Last week Congress passed legislation that would restore the FHA mortgage loan limits back to 125% (instead of 115%) of local area median home price, and with a cap of $729,750 (instead of $625,500). In other words, the limits are back where they were in September. The legislation will retain these limits through December 31, 2013. Congress did not restore the limits for Freddie Mac and Fannie Mae, so they will stay at 115% of median up to $625,500.

The newly restored limits take affect immediately, but most lenders will probably await a Mortgagee Letter from FHA confirming the new limits, which is expected shortly. Many thanks to all the REALTORS® who participated in our Calls-for-Action on this issue!

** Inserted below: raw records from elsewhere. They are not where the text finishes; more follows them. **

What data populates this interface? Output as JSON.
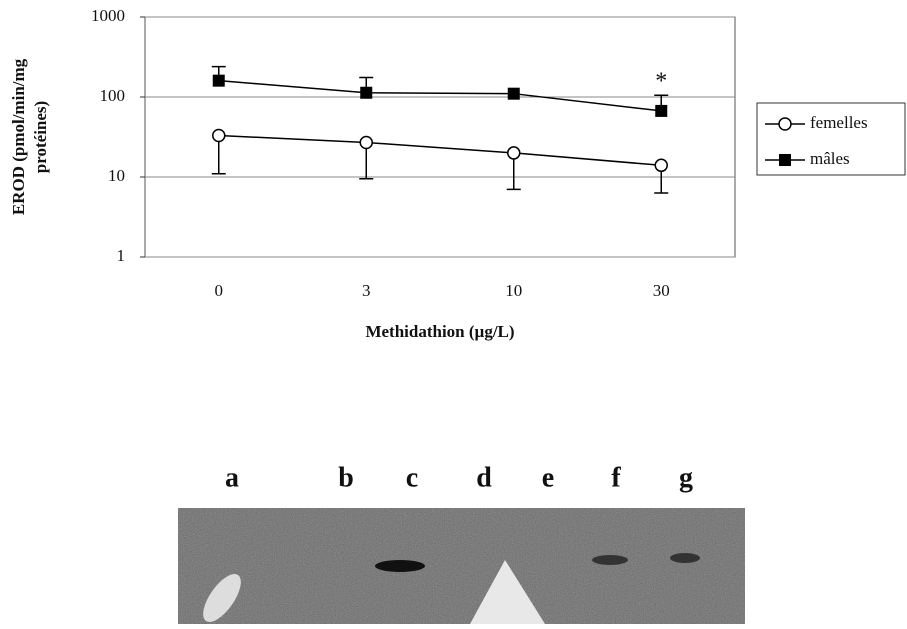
{
  "chart_data": {
    "type": "line",
    "x_label": "Methidathion (µg/L)",
    "y_label": [
      "EROD (pmol/min/mg",
      "protéines)"
    ],
    "categories": [
      "0",
      "3",
      "10",
      "30"
    ],
    "ylim": [
      1,
      1000
    ],
    "yticks": [
      1,
      10,
      100,
      1000
    ],
    "log_scale": true,
    "grid": true,
    "legend": "right",
    "series": [
      {
        "name": "femelles",
        "color": "#000000",
        "marker": "open-circle",
        "values": [
          33,
          27,
          20,
          14
        ],
        "errors": [
          22,
          17.5,
          13,
          7.7
        ],
        "error_direction": "down"
      },
      {
        "name": "mâles",
        "color": "#000000",
        "marker": "filled-square",
        "values": [
          160,
          113,
          110,
          67
        ],
        "errors": [
          80,
          62,
          null,
          38
        ],
        "error_direction": "up"
      }
    ],
    "annotations": [
      {
        "text": "*",
        "category": 3,
        "value": 150
      }
    ]
  },
  "gel": {
    "lanes": [
      "a",
      "b",
      "c",
      "d",
      "e",
      "f",
      "g"
    ]
  }
}
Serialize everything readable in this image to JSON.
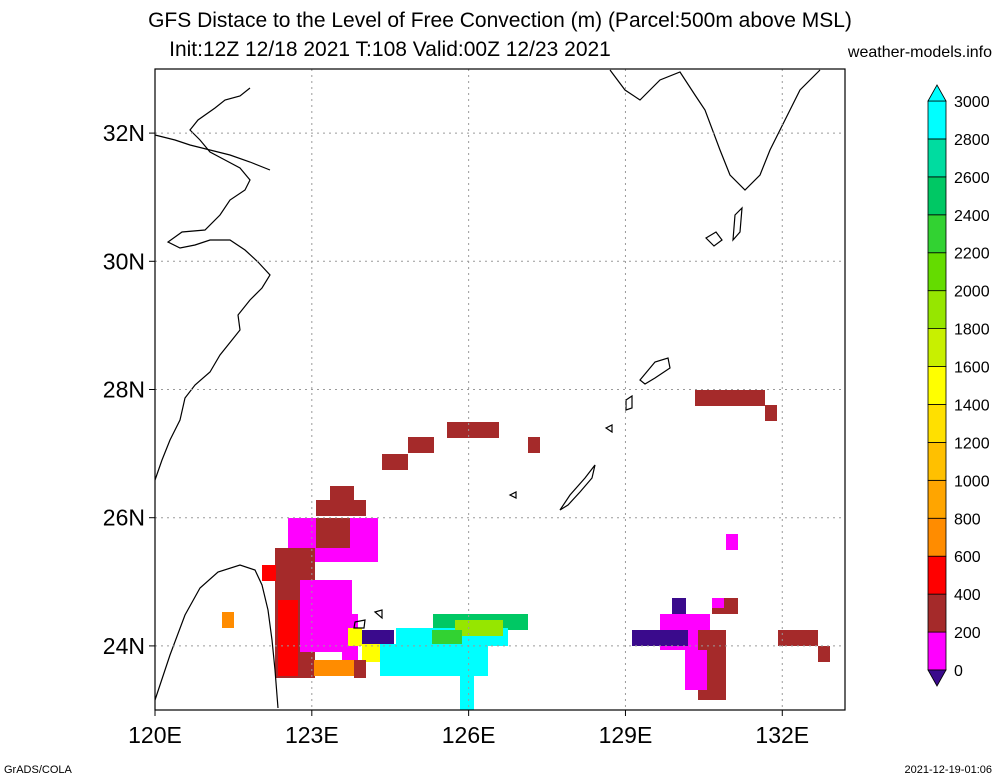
{
  "title": {
    "line1": "GFS Distace to the Level of Free Convection (m) (Parcel:500m above MSL)",
    "line2": "Init:12Z 12/18 2021 T:108 Valid:00Z 12/23 2021"
  },
  "credit": "weather-models.info",
  "footer": {
    "software": "GrADS/COLA",
    "timestamp": "2021-12-19-01:06"
  },
  "map": {
    "lon_range": [
      120,
      133.2
    ],
    "lat_range": [
      23,
      33
    ],
    "lon_labels": [
      "120E",
      "123E",
      "126E",
      "129E",
      "132E"
    ],
    "lat_labels": [
      "24N",
      "26N",
      "28N",
      "30N",
      "32N"
    ],
    "grid": true
  },
  "colorbar": {
    "labels": [
      "0",
      "200",
      "400",
      "600",
      "800",
      "1000",
      "1200",
      "1400",
      "1600",
      "1800",
      "2000",
      "2200",
      "2400",
      "2600",
      "2800",
      "3000"
    ],
    "colors": [
      "#3a0a8c",
      "#ff00ff",
      "#a52a2a",
      "#ff0000",
      "#ff8c00",
      "#ffa500",
      "#ffc000",
      "#ffe000",
      "#ffff00",
      "#c8f000",
      "#96e600",
      "#64dc00",
      "#32d232",
      "#00c864",
      "#00dca0",
      "#00ffff"
    ]
  }
}
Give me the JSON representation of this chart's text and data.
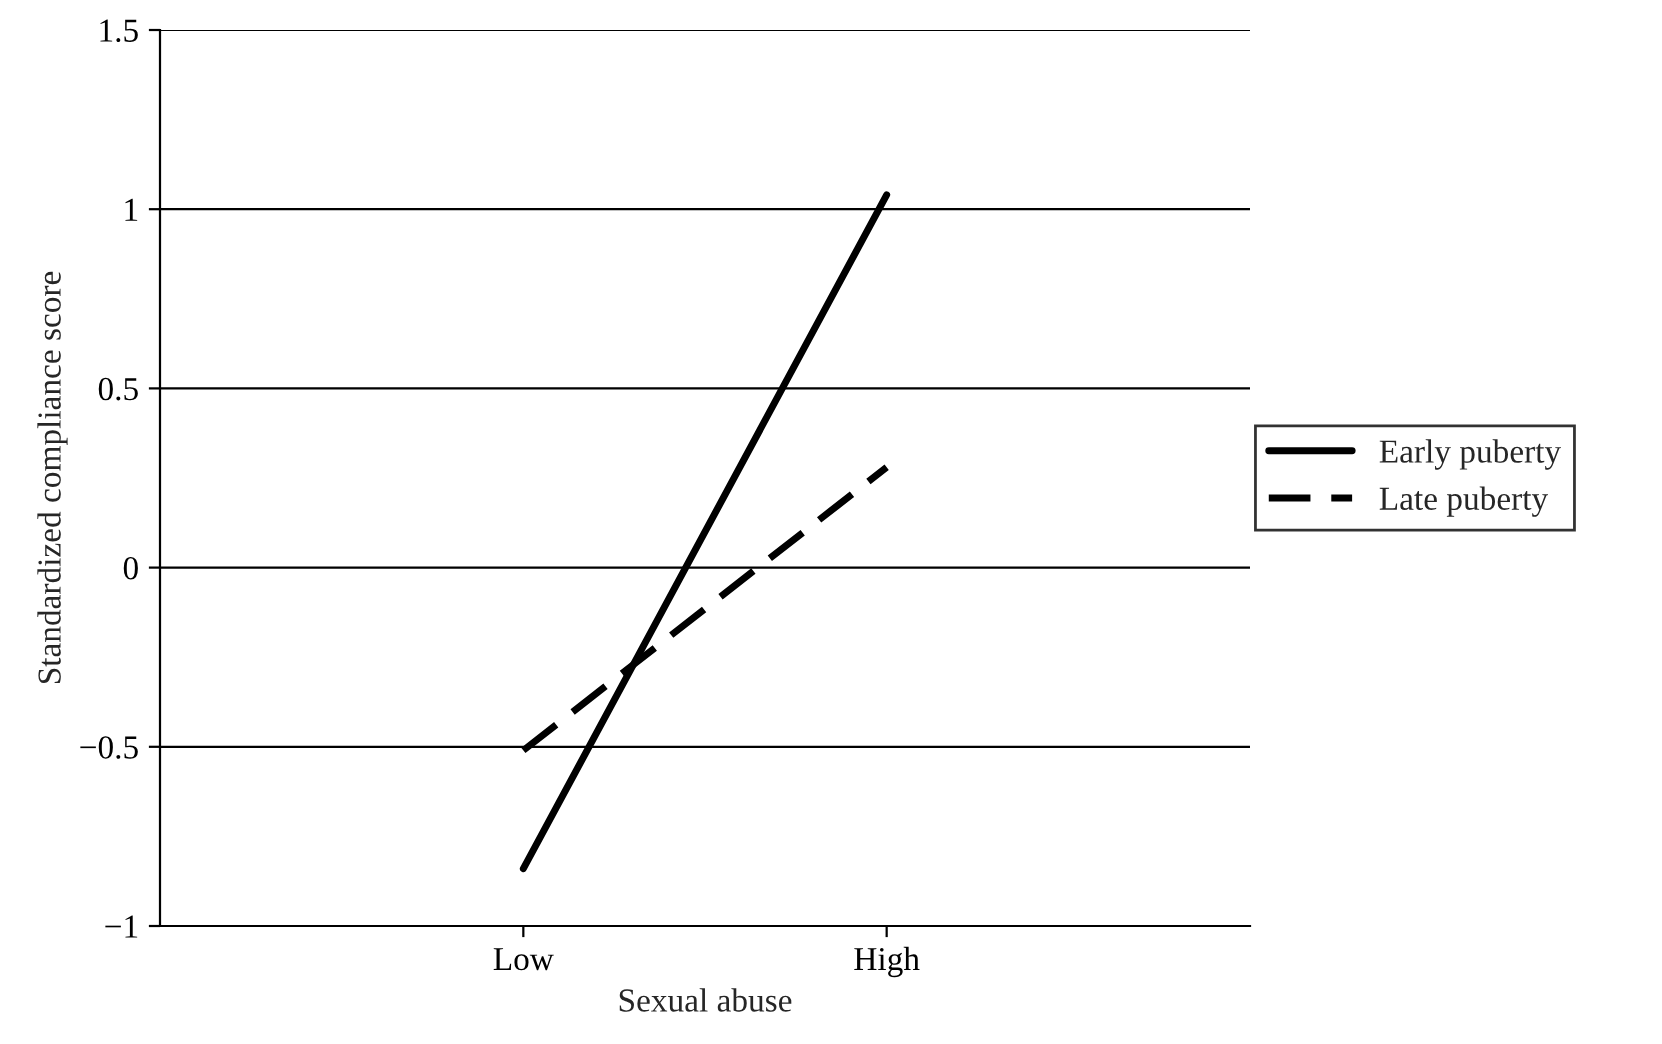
{
  "chart_data": {
    "type": "line",
    "xlabel": "Sexual abuse",
    "ylabel": "Standardized compliance score",
    "categories": [
      "Low",
      "High"
    ],
    "series": [
      {
        "name": "Early puberty",
        "color": "#000000",
        "line_style": "solid",
        "values": [
          -0.84,
          1.04
        ]
      },
      {
        "name": "Late puberty",
        "color": "#000000",
        "line_style": "dashed",
        "values": [
          -0.51,
          0.28
        ]
      }
    ],
    "ylim": [
      -1,
      1.5
    ],
    "yticks": [
      {
        "value": -1,
        "label": "−1"
      },
      {
        "value": -0.5,
        "label": "−0.5"
      },
      0,
      0.5,
      1,
      1.5
    ],
    "grid": "y",
    "legend": "right",
    "marker": "none"
  }
}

NAR sent a letter to House and Senate on the matter. A coalition letter was also sent to the House and Senate.

Megan Booth, mbooth@realtors.org, 202-383-1222
Tony Hutchinson, thutchinson@realtors.org, 202-383-1120
Jerome Nagy, jnagy@realtors.org, 202-383-1233

National Flood Insurance Program

Congress Re-extends Flood Insurance to Dec. 16

On Nov. 17, 2011, Congress extended National Flood Insurance Program (NFIP) authority through Dec. 16, 2011. The measure was a part of H.R. 2112, the so-called minibus conference report combining three annual spending bills with another stopgap funding measure for the rest of the federal government. NAR is urging Congress to use the additional time to complete work on a 5-year NFIP re-authorization bill (H.R. 1309) to provide certainty and avoid further disruption to real estate markets.

Austin Perez, aperez@realtors.org, 202-383-1046
Daniel Blair, dblair@realtors.org, 202-383-1089
Russell Riggs, rriggs@realtors.org, 202-383-1259

Tax Reform

Legislation Takes on Interstate Sales Tax Collections

Senator Mike Enzi (R-WY), along with a bipartisan g roup of nine Senators, has introduced legislation that would create explicit authority for state governments to collect sales taxes on Internet sales for goods that are delivered into their states. This is sometimes referred to as the "Amazon" issue.

The legislation has been referred to the Senate Finance Committee. No action has been scheduled on it; consideration is unlikely to occur before the end of the year because of the deficit reduction efforts that dominate the agenda. Similar legislation has been introduced in the House and referred to the House Judiciary Committee.

Linda Goold, lgoold@realtors.org, 202-383-1083
Ken Wingert, kwingert@realtors.org, 202-383-1196

Visa - Seasonal Workers

Passed Appropriations Bill Prohibits Funding for Implementation of H -2B Regulation

On November 17, the Senate approved legislation that combines a minibus spending bill and a continuing resolution extension that keeps the government funded through December 16. This bill contains language that prohibits the Department of Labor from using any funds through 2012 to implement a regulation that would harm the H-2B program. The measure passed 70-30, hours after it passed the House, 298-121. President Obama is expected to sign the measure. The bill would keep the government funded through December 16; the current continuing resolution expires Friday at midnight.

The actual language is as follows:

None of the funds made available by this or any other Act for fiscal year 2012 may be used to implement, administer, or enforce, prior to January 1, 2012,the rule entitled "Wage Methodology for the TemporaryNon-agricultural Employment H-2B Program" published by the Department of Labor in the Federal Register on January 19, 2011 (76 Fed. Reg. 3452 et seq.).

NAR is a member of the H-2B Workforce Coalition, which is composed of H-2B program stakeholders and users, that opposed the regulation and supported this appropriations rider. This coalition will continue to work on a longer term strategy for passing a permanent prohibition on this regulation.